Auf der Plantage ist eine Betriebsführung ähnlich wie in einer großen Fabrik üblich, mit einem Betriebsführer – der von dem häufig im Ausland ansässigen Besitzer der Plantage eingesetzt wird und nur selten selbst Eigentümer ist – sowie einigen wenigen Aufsehern, jedoch einer großen Zahl einfacher Landarbeiter, die auf Lohnbasis und oft nur saisonal, etwa zur Erntezeit, auf der Plantage beschäftigt sind.

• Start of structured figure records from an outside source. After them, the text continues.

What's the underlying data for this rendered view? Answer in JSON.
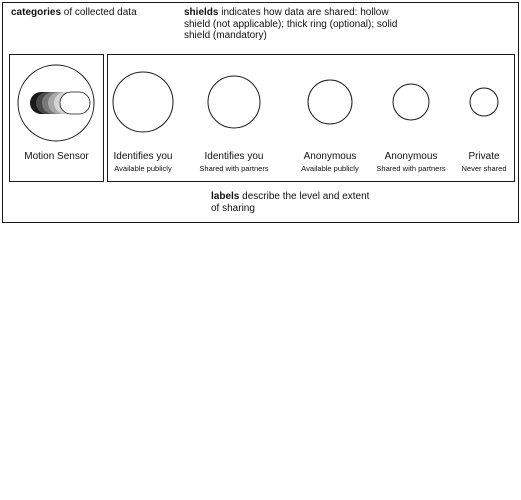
{
  "captions": {
    "categories": {
      "bold": "categories",
      "rest": " of collected data"
    },
    "shields": {
      "bold": "shields",
      "rest": " indicates how data are shared: hollow shield (not applicable); thick ring (optional); solid shield (mandatory)"
    },
    "labels": {
      "bold": "labels",
      "rest": " describe the level and extent of sharing"
    }
  },
  "category": {
    "label": "Motion Sensor",
    "icon": "motion-sensor-icon",
    "icon_shades": [
      "#1a1a1a",
      "#4a4a4a",
      "#7a7a7a",
      "#a8a8a8",
      "#d4d4d4",
      "#ffffff"
    ]
  },
  "shields": [
    {
      "main": "Identifies you",
      "sub": "Available publicly"
    },
    {
      "main": "Identifies you",
      "sub": "Shared with partners"
    },
    {
      "main": "Anonymous",
      "sub": "Available publicly"
    },
    {
      "main": "Anonymous",
      "sub": "Shared with partners"
    },
    {
      "main": "Private",
      "sub": "Never shared"
    }
  ],
  "colors": {
    "stroke": "#1a1a1a",
    "background": "#ffffff"
  }
}
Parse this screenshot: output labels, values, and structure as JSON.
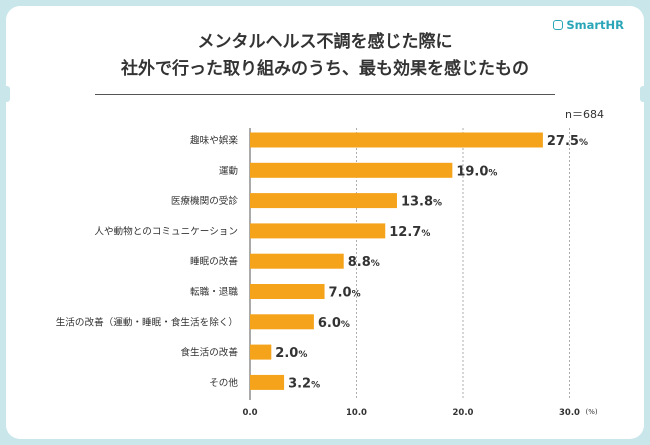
{
  "header": {
    "brand": "SmartHR",
    "title_line1": "メンタルヘルス不調を感じた際に",
    "title_line2": "社外で行った取り組みのうち、最も効果を感じたもの",
    "sample_size": "n＝684"
  },
  "chart_data": {
    "type": "bar",
    "orientation": "horizontal",
    "title": "メンタルヘルス不調を感じた際に社外で行った取り組みのうち、最も効果を感じたもの",
    "categories": [
      "趣味や娯楽",
      "運動",
      "医療機関の受診",
      "人や動物とのコミュニケーション",
      "睡眠の改善",
      "転職・退職",
      "生活の改善（運動・睡眠・食生活を除く）",
      "食生活の改善",
      "その他"
    ],
    "values": [
      27.5,
      19.0,
      13.8,
      12.7,
      8.8,
      7.0,
      6.0,
      2.0,
      3.2
    ],
    "value_labels": [
      "27.5",
      "19.0",
      "13.8",
      "12.7",
      "8.8",
      "7.0",
      "6.0",
      "2.0",
      "3.2"
    ],
    "value_suffix": "%",
    "xlim": [
      0,
      30
    ],
    "x_ticks": [
      "0.0",
      "10.0",
      "20.0",
      "30.0"
    ],
    "x_unit": "(%)",
    "bar_color": "#f5a31a",
    "grid": "dashed vertical at 10, 20, 30"
  }
}
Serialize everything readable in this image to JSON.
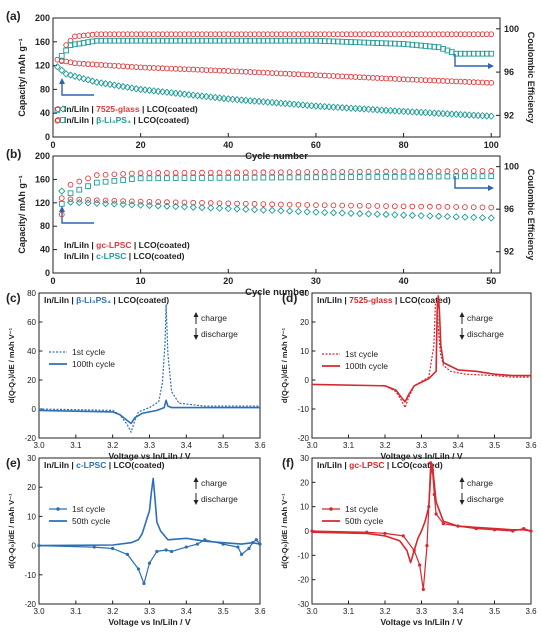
{
  "colors": {
    "red": "#e03a3e",
    "teal": "#1f9c95",
    "blue": "#2d6fb6",
    "pblue": "#2f63b3",
    "pred": "#d6282e",
    "gray": "#888888"
  },
  "chart_data": [
    {
      "panel": "(a)",
      "type": "scatter",
      "xlabel": "Cycle number",
      "ylabel": "Capacity/ mAh g⁻¹",
      "y2label": "Coulombic Efficiency",
      "xlim": [
        0,
        102
      ],
      "ylim": [
        0,
        200
      ],
      "y2lim": [
        90,
        101
      ],
      "xticks": [
        0,
        20,
        40,
        60,
        80,
        100
      ],
      "yticks": [
        0,
        40,
        80,
        120,
        160,
        200
      ],
      "y2ticks": [
        92,
        96,
        100
      ],
      "legend": [
        {
          "parts": [
            [
              "In/LiIn | ",
              "#222222"
            ],
            [
              "7525-glass",
              "#e03a3e"
            ],
            [
              " | LCO(coated)",
              "#222222"
            ]
          ]
        },
        {
          "parts": [
            [
              "In/LiIn | ",
              "#222222"
            ],
            [
              "β-Li₃PS₄",
              "#1f9c95"
            ],
            [
              " | LCO(coated)",
              "#222222"
            ]
          ]
        }
      ],
      "series": [
        {
          "name": "7525-glass",
          "axis": "capacity",
          "marker": "circle",
          "color": "#e03a3e",
          "start": 1,
          "end": 100,
          "values_key": [
            [
              1,
              130
            ],
            [
              5,
              124
            ],
            [
              20,
              117
            ],
            [
              40,
              111
            ],
            [
              60,
              104
            ],
            [
              80,
              97
            ],
            [
              100,
              91
            ]
          ]
        },
        {
          "name": "β-Li₃PS₄",
          "axis": "capacity",
          "marker": "diamond",
          "color": "#1f9c95",
          "start": 1,
          "end": 100,
          "values_key": [
            [
              1,
              118
            ],
            [
              3,
              106
            ],
            [
              10,
              92
            ],
            [
              20,
              80
            ],
            [
              40,
              64
            ],
            [
              60,
              52
            ],
            [
              80,
              43
            ],
            [
              100,
              35
            ]
          ]
        },
        {
          "name": "7525-glass",
          "axis": "efficiency",
          "marker": "circle",
          "color": "#e03a3e",
          "start": 1,
          "end": 100,
          "values_key": [
            [
              1,
              91.5
            ],
            [
              2,
              97.0
            ],
            [
              3,
              98.5
            ],
            [
              5,
              99.3
            ],
            [
              10,
              99.5
            ],
            [
              100,
              99.5
            ]
          ]
        },
        {
          "name": "β-Li₃PS₄",
          "axis": "efficiency",
          "marker": "square",
          "color": "#1f9c95",
          "start": 1,
          "end": 100,
          "values_key": [
            [
              1,
              92.5
            ],
            [
              2,
              97.5
            ],
            [
              4,
              98.5
            ],
            [
              10,
              98.9
            ],
            [
              60,
              98.9
            ],
            [
              80,
              98.6
            ],
            [
              88,
              98.3
            ],
            [
              92,
              97.7
            ],
            [
              100,
              97.7
            ]
          ]
        }
      ]
    },
    {
      "panel": "(b)",
      "type": "scatter",
      "xlabel": "Cycle number",
      "ylabel": "Capacity/ mAh g⁻¹",
      "y2label": "Coulombic Efficiency",
      "xlim": [
        0,
        51
      ],
      "ylim": [
        0,
        200
      ],
      "y2lim": [
        90,
        101
      ],
      "xticks": [
        0,
        10,
        20,
        30,
        40,
        50
      ],
      "yticks": [
        0,
        40,
        80,
        120,
        160,
        200
      ],
      "y2ticks": [
        92,
        96,
        100
      ],
      "legend": [
        {
          "parts": [
            [
              "In/LiIn | ",
              "#222222"
            ],
            [
              "gc-LPSC",
              "#e03a3e"
            ],
            [
              " | LCO(coated)",
              "#222222"
            ]
          ]
        },
        {
          "parts": [
            [
              "In/LiIn | ",
              "#222222"
            ],
            [
              "c-LPSC",
              "#1f9c95"
            ],
            [
              " | LCO(coated)",
              "#222222"
            ]
          ]
        }
      ],
      "series": [
        {
          "name": "gc-LPSC",
          "axis": "capacity",
          "marker": "circle",
          "color": "#e03a3e",
          "start": 1,
          "end": 50,
          "values_key": [
            [
              1,
              128
            ],
            [
              2,
              126
            ],
            [
              10,
              122
            ],
            [
              30,
              116
            ],
            [
              50,
              112
            ]
          ]
        },
        {
          "name": "c-LPSC",
          "axis": "capacity",
          "marker": "diamond",
          "color": "#1f9c95",
          "start": 1,
          "end": 50,
          "values_key": [
            [
              1,
              140
            ],
            [
              2,
              121
            ],
            [
              10,
              116
            ],
            [
              30,
              104
            ],
            [
              50,
              94
            ]
          ]
        },
        {
          "name": "gc-LPSC",
          "axis": "efficiency",
          "marker": "circle",
          "color": "#e03a3e",
          "start": 1,
          "end": 50,
          "values_key": [
            [
              1,
              95.5
            ],
            [
              2,
              98.3
            ],
            [
              5,
              99.2
            ],
            [
              10,
              99.4
            ],
            [
              50,
              99.6
            ]
          ]
        },
        {
          "name": "c-LPSC",
          "axis": "efficiency",
          "marker": "square",
          "color": "#1f9c95",
          "start": 1,
          "end": 50,
          "values_key": [
            [
              1,
              96.5
            ],
            [
              2,
              97.5
            ],
            [
              5,
              98.5
            ],
            [
              10,
              98.9
            ],
            [
              50,
              99.1
            ]
          ]
        }
      ]
    },
    {
      "panel": "(c)",
      "type": "line",
      "title_parts": [
        [
          "In/LiIn | ",
          "#222222"
        ],
        [
          "β-Li₃PS₄",
          "#2d6fb6"
        ],
        [
          " | LCO(coated)",
          "#222222"
        ]
      ],
      "xlabel": "Voltage vs In/LiIn / V",
      "ylabel": "d(Q-Q₀)/dE / mAh V⁻¹",
      "xlim": [
        3.0,
        3.6
      ],
      "ylim": [
        -20,
        80
      ],
      "xticks": [
        3.0,
        3.1,
        3.2,
        3.3,
        3.4,
        3.5,
        3.6
      ],
      "yticks": [
        -20,
        0,
        20,
        40,
        60,
        80
      ],
      "annotations": [
        "charge",
        "discharge"
      ],
      "legend": [
        "1st cycle",
        "100th cycle"
      ],
      "series": [
        {
          "name": "1st cycle",
          "style": "dotted",
          "color": "#2d6fb6",
          "x": [
            3.0,
            3.2,
            3.22,
            3.24,
            3.25,
            3.26,
            3.27,
            3.3,
            3.325,
            3.335,
            3.342,
            3.345,
            3.35,
            3.36,
            3.38,
            3.45,
            3.5,
            3.6
          ],
          "y": [
            0,
            -1,
            -4,
            -11,
            -16,
            -8,
            -2,
            1,
            5,
            18,
            45,
            72,
            38,
            12,
            4,
            2,
            2,
            2
          ]
        },
        {
          "name": "100th cycle",
          "style": "solid",
          "color": "#2d6fb6",
          "x": [
            3.0,
            3.2,
            3.22,
            3.24,
            3.25,
            3.26,
            3.28,
            3.32,
            3.34,
            3.345,
            3.35,
            3.36,
            3.4,
            3.45,
            3.6
          ],
          "y": [
            -1,
            -2,
            -4,
            -8,
            -10,
            -6,
            -3,
            -1,
            1,
            6,
            2,
            1,
            1,
            1,
            1
          ]
        }
      ]
    },
    {
      "panel": "(d)",
      "type": "line",
      "title_parts": [
        [
          "In/LiIn | ",
          "#222222"
        ],
        [
          "7525-glass",
          "#d6282e"
        ],
        [
          " | LCO(coated)",
          "#222222"
        ]
      ],
      "xlabel": "Voltage vs In/LiIn / V",
      "ylabel": "d(Q-Q₀)/dE / mAh V⁻¹",
      "xlim": [
        3.0,
        3.6
      ],
      "ylim": [
        -20,
        30
      ],
      "xticks": [
        3.0,
        3.1,
        3.2,
        3.3,
        3.4,
        3.5,
        3.6
      ],
      "yticks": [
        -20,
        -10,
        0,
        10,
        20,
        30
      ],
      "annotations": [
        "charge",
        "discharge"
      ],
      "legend": [
        "1st cycle",
        "100th cycle"
      ],
      "series": [
        {
          "name": "1st cycle",
          "style": "dotted",
          "color": "#d6282e",
          "x": [
            3.2,
            3.23,
            3.245,
            3.255,
            3.265,
            3.28,
            3.32,
            3.334,
            3.338,
            3.342,
            3.347,
            3.352,
            3.36,
            3.38,
            3.42,
            3.5,
            3.55,
            3.6
          ],
          "y": [
            -2,
            -4,
            -7,
            -9.5,
            -6,
            -2,
            1,
            12,
            26,
            27,
            16,
            9,
            5,
            3,
            2,
            1.5,
            1,
            1
          ]
        },
        {
          "name": "100th cycle",
          "style": "solid",
          "color": "#d6282e",
          "x": [
            3.0,
            3.2,
            3.23,
            3.245,
            3.255,
            3.265,
            3.28,
            3.32,
            3.34,
            3.343,
            3.346,
            3.349,
            3.353,
            3.36,
            3.4,
            3.45,
            3.5,
            3.55,
            3.6
          ],
          "y": [
            -1.5,
            -2,
            -3.5,
            -6,
            -7.5,
            -5,
            -2,
            0.5,
            3,
            24,
            29,
            24,
            12,
            6,
            3.5,
            3,
            2,
            1.5,
            1.5
          ]
        }
      ]
    },
    {
      "panel": "(e)",
      "type": "line",
      "title_parts": [
        [
          "In/LiIn | ",
          "#222222"
        ],
        [
          "c-LPSC",
          "#2d6fb6"
        ],
        [
          " | LCO(coated)",
          "#222222"
        ]
      ],
      "xlabel": "Voltage vs In/LiIn / V",
      "ylabel": "d(Q-Q₀)/dE / mAh V⁻¹",
      "xlim": [
        3.0,
        3.6
      ],
      "ylim": [
        -20,
        30
      ],
      "xticks": [
        3.0,
        3.1,
        3.2,
        3.3,
        3.4,
        3.5,
        3.6
      ],
      "yticks": [
        -20,
        -10,
        0,
        10,
        20,
        30
      ],
      "annotations": [
        "charge",
        "discharge"
      ],
      "legend": [
        "1st cycle",
        "50th cycle"
      ],
      "series": [
        {
          "name": "1st cycle",
          "style": "solid-dots",
          "color": "#2d6fb6",
          "x": [
            3.0,
            3.15,
            3.2,
            3.24,
            3.27,
            3.285,
            3.3,
            3.32,
            3.345,
            3.36,
            3.4,
            3.43,
            3.45,
            3.5,
            3.54,
            3.55,
            3.57,
            3.58,
            3.59,
            3.6
          ],
          "y": [
            0,
            -0.5,
            -1,
            -3,
            -8,
            -13,
            -6,
            -2,
            -1.5,
            -2,
            -0.5,
            0.5,
            2,
            0.5,
            -0.5,
            -3,
            -1,
            1,
            2,
            0.5
          ]
        },
        {
          "name": "50th cycle",
          "style": "solid",
          "color": "#2d6fb6",
          "x": [
            3.0,
            3.2,
            3.25,
            3.27,
            3.28,
            3.29,
            3.3,
            3.305,
            3.31,
            3.315,
            3.32,
            3.33,
            3.35,
            3.4,
            3.45,
            3.5,
            3.55,
            3.58,
            3.6
          ],
          "y": [
            0,
            0.2,
            1,
            2,
            4,
            8,
            12,
            18,
            23,
            16,
            8,
            5,
            2,
            2.5,
            1.5,
            1,
            0.5,
            1,
            0.5
          ]
        }
      ]
    },
    {
      "panel": "(f)",
      "type": "line",
      "title_parts": [
        [
          "In/LiIn | ",
          "#222222"
        ],
        [
          "gc-LPSC",
          "#d6282e"
        ],
        [
          " | LCO(coated)",
          "#222222"
        ]
      ],
      "xlabel": "Voltage vs In/LiIn / V",
      "ylabel": "d(Q-Q₀)/dE / mAh V⁻¹",
      "xlim": [
        3.0,
        3.6
      ],
      "ylim": [
        -30,
        30
      ],
      "xticks": [
        3.0,
        3.1,
        3.2,
        3.3,
        3.4,
        3.5,
        3.6
      ],
      "yticks": [
        -30,
        -20,
        -10,
        0,
        10,
        20,
        30
      ],
      "annotations": [
        "charge",
        "discharge"
      ],
      "legend": [
        "1st cycle",
        "50th cycle"
      ],
      "series": [
        {
          "name": "1st cycle",
          "style": "solid-dots",
          "color": "#d6282e",
          "x": [
            3.0,
            3.15,
            3.2,
            3.25,
            3.28,
            3.295,
            3.305,
            3.315,
            3.32,
            3.325,
            3.33,
            3.335,
            3.34,
            3.36,
            3.4,
            3.45,
            3.5,
            3.55,
            3.58,
            3.6
          ],
          "y": [
            0,
            -0.5,
            -1,
            -2,
            -8,
            -14,
            -24,
            -6,
            10,
            28,
            25,
            15,
            7,
            3,
            2,
            1,
            0.5,
            0,
            1,
            0
          ]
        },
        {
          "name": "50th cycle",
          "style": "solid",
          "color": "#d6282e",
          "x": [
            3.0,
            3.15,
            3.2,
            3.24,
            3.26,
            3.27,
            3.28,
            3.29,
            3.3,
            3.31,
            3.32,
            3.325,
            3.33,
            3.34,
            3.36,
            3.4,
            3.45,
            3.5,
            3.55,
            3.58,
            3.6
          ],
          "y": [
            -0.5,
            -1,
            -2,
            -4,
            -8,
            -13,
            -8,
            -3,
            0,
            4,
            10,
            23,
            27,
            12,
            4,
            2,
            1.5,
            1,
            0.5,
            0.5,
            0
          ]
        }
      ]
    }
  ]
}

Das Zuckerrohr wird am Feld angebaut, die Zuckerherstellung findet im Siedehaus statt, das der Plantage angeschlossen ist. Wie eine Fabrik ist die Plantage und das Siedehaus von Arbeitsteilung sowie von der Differenzierung der Arbeitskräfte nach Alter, Geschlecht und körperlicher Verfassung geprägt. Zeitbewusstsein, Disziplin und Entfremdung bestimmen die Arbeit.
Der Plantagenbesitzer in der Karibik ist eine Kombination aus Farmer und Fabrikant. Er gebietet nicht nur über Land, Arbeitskräfte, Verarbeitungs- und Lagerinfrastruktur, sondern sichert seine hohen Investitionen durch Preisabsprachen, Spekulationen und Bankverbindungen ab. Er ist mit diesen umfassenden Aktivitäten ein Vertreter einer kapitalistischen Agrarbourgeoisie.
Warum kann man den Plantagenbetrieb als industriell kapitalistisch bezeichnen?
Folgende Faktoren sprechen dafür:
1. Trennung von Produktion und Konsumtion
2. Trennung des Arbeiters von seinem Werkzeug (Produktionsmittel)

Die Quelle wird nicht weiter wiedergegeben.